Saves a csv file with train/val/test splits of target data and additional features. Also saves indices of train/val/test split as a pickle file. Pickle file does not support repeated entries with the same SMILES or entries entered from a path other than the main data path, such as a separate test path.

Parameters
  • data_path – Path to data CSV file.

  • save_dir – Path where pickle files will be saved.

  • task_names – List of target names for the model as from the function get_task_names(). If not provided, will use datafile header entries.

  • features_path – List of path(s) to files with additional molecule features.

  • train_data – Train MoleculeDataset.

  • val_data – Validation MoleculeDataset.

  • test_data – Test MoleculeDataset.

  • smiles_columns – The name of the column containing SMILES. By default, uses the first column.

  • logger – A logger for recording output.

chemprop.utils.timeit(logger_name: Optional[str] = None) Callable[[Callable], Callable][source]

Creates a decorator which wraps a function with a timer that prints the elapsed time.

Parameters

logger_name – The name of the logger used to record output. If None, uses print instead.

Returns

A decorator which wraps a function with a timer that prints the elapsed time.

chemprop.utils.update_prediction_args(predict_args: chemprop.args.PredictArgs, train_args: chemprop.args.TrainArgs, missing_to_defaults: bool = True, validate_feature_sources: bool = True) None[source]

Updates prediction arguments with training arguments loaded from a checkpoint file.
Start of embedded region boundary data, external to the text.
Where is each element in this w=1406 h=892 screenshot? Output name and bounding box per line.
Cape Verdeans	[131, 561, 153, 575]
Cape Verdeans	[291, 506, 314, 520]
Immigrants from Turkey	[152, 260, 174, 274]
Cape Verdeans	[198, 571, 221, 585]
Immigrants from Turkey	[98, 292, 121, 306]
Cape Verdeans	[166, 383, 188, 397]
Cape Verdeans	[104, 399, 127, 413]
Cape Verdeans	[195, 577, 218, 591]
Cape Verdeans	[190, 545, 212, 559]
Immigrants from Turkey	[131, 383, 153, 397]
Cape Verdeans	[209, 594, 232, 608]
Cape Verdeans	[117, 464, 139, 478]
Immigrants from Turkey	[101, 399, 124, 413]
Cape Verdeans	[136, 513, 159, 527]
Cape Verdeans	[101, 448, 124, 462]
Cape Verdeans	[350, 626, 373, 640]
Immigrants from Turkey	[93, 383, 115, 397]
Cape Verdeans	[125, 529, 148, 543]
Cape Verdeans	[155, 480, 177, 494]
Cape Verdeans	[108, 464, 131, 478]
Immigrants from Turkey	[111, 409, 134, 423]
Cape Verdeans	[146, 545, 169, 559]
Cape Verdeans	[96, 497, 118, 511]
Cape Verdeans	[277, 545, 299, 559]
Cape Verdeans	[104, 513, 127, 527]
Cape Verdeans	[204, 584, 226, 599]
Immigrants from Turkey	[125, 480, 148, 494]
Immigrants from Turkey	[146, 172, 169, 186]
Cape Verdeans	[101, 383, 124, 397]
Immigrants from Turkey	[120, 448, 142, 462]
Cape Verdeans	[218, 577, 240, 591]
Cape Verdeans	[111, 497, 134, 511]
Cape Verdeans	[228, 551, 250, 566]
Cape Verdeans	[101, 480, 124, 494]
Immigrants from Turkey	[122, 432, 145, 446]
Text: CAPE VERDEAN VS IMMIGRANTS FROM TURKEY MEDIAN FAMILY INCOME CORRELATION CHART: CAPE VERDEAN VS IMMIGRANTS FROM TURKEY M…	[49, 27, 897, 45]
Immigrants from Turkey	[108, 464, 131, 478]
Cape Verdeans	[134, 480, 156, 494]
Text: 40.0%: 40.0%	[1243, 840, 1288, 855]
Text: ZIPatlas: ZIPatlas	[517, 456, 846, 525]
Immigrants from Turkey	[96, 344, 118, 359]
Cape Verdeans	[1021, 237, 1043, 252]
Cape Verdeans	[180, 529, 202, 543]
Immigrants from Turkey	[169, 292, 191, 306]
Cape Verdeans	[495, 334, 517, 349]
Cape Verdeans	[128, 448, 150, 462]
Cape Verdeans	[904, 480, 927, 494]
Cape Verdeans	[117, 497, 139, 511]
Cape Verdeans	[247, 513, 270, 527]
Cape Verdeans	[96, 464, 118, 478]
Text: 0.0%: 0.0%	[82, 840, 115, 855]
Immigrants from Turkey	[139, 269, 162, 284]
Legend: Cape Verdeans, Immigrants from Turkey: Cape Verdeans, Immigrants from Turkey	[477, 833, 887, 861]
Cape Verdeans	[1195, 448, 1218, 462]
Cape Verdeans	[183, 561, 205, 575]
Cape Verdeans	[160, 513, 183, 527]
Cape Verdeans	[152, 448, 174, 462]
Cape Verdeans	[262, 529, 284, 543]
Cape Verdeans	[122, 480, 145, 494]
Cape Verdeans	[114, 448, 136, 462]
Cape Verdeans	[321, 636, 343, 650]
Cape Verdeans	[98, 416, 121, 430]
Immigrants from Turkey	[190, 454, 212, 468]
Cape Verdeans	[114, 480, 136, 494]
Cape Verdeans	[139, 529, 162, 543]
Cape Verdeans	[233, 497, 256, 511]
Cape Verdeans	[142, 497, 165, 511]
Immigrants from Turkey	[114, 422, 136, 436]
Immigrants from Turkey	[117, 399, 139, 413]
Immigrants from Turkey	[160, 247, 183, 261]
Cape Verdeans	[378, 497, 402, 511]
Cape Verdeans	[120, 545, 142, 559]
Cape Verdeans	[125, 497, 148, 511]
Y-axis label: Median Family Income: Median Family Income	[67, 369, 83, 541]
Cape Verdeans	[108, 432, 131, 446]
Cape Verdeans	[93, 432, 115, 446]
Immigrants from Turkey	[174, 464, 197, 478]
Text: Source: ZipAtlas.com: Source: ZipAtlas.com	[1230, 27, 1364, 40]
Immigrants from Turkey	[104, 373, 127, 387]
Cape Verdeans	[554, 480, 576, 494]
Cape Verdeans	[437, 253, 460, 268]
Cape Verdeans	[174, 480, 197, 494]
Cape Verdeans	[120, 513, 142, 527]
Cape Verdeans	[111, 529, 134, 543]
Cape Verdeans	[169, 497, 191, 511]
If an argument is present in both, the prediction argument will be used.

Also raises errors for situations where the prediction arguments and training arguments are different but must match for proper function.

Parameters
  • predict_args – The PredictArgs object containing the arguments to use for making predictions.
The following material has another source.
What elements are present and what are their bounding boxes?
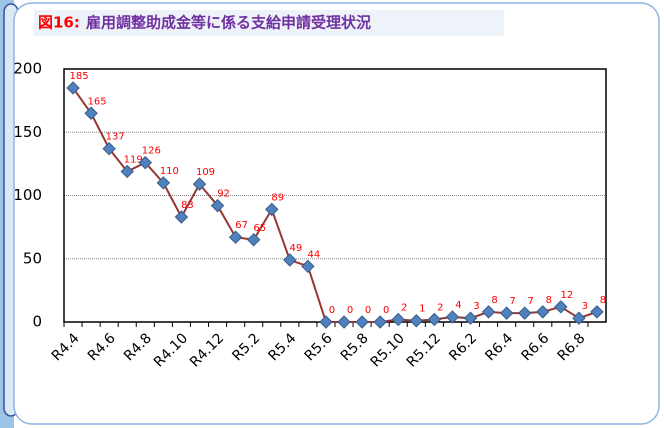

  • train_args – The TrainArgs object containing the arguments used to train the model previously.

  • missing_to_defaults – Whether to replace missing training arguments with the current defaults for :class: ~chemprop.args.TrainArgs. This is used for backwards compatibility.

  • validate_feature_sources – Indicates whether the feature sources (from path or generator) are checked for consistency between the training and prediction arguments. This is not necessary for fingerprint generation, where molecule features are not used.